François Waldner1, Yang Chen2, Roger Lawes2, Zvi Hochman1
1 CSIRO Agriculture and Food, 306 Carmody Rd, St Lucia QLD 4067, Australia; email@example.com
2 CSIRO Agriculture and Food, Underwood Ave, Floreat WA 6014, Australia; firstname.lastname@example.org
Most cropping systems around the world are organised around few dominant crops and a larger number of less frequent crops. Data about the location of infrequent crops derived from satellite data are generally inaccurate, largely owing to the class imbalance problem. Class imbalance occurs when only few instances of some classes are available for classifier training and leads to large classification errors of the infrequent classes. Here, we assessed the magnitude of the class imbalance problem in crop classification and evaluated data-level treatments to combat it by creating synthetic minority instances.

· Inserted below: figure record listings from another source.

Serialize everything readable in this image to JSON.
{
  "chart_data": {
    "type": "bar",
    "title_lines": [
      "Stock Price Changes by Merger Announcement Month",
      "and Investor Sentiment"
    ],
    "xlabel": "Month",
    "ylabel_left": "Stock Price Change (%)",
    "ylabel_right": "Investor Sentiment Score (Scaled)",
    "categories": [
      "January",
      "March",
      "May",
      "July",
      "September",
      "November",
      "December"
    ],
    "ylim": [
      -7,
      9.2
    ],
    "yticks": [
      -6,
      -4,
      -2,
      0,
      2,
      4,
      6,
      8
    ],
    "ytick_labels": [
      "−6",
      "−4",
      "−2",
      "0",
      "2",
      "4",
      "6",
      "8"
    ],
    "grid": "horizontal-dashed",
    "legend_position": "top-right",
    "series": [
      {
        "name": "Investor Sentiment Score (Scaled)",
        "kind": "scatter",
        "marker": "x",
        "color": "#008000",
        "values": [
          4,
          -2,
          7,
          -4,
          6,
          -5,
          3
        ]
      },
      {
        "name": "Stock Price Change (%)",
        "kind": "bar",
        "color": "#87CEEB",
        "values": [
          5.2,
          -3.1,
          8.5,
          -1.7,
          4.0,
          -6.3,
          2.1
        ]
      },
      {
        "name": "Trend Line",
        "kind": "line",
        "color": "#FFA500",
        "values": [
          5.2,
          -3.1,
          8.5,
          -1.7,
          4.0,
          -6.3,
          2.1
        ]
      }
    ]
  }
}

We generated 18 unbalanced data sets from Sentinel-2 time series and crop type observations in Victoria, Australia. These data sets covered a wide range of complexity, number of classes, number of samples per class and spectral separability. Classification accuracy was assessed with two metrics: the Overall Accuracy (OA), which gives more weight to majority classes, and the G-Mean accuracy (GM), which is more sensitive to minority classes. We found that data-level treatments boosted GM by 0.1-0.35 and that the price for increasing the accuracy of minority classes is a drop in OA. While oversampling methods have clear potential to improve the classification of minority crop types, more control over the loss of overall accuracy needs to be gained before transitioning these methods to operations.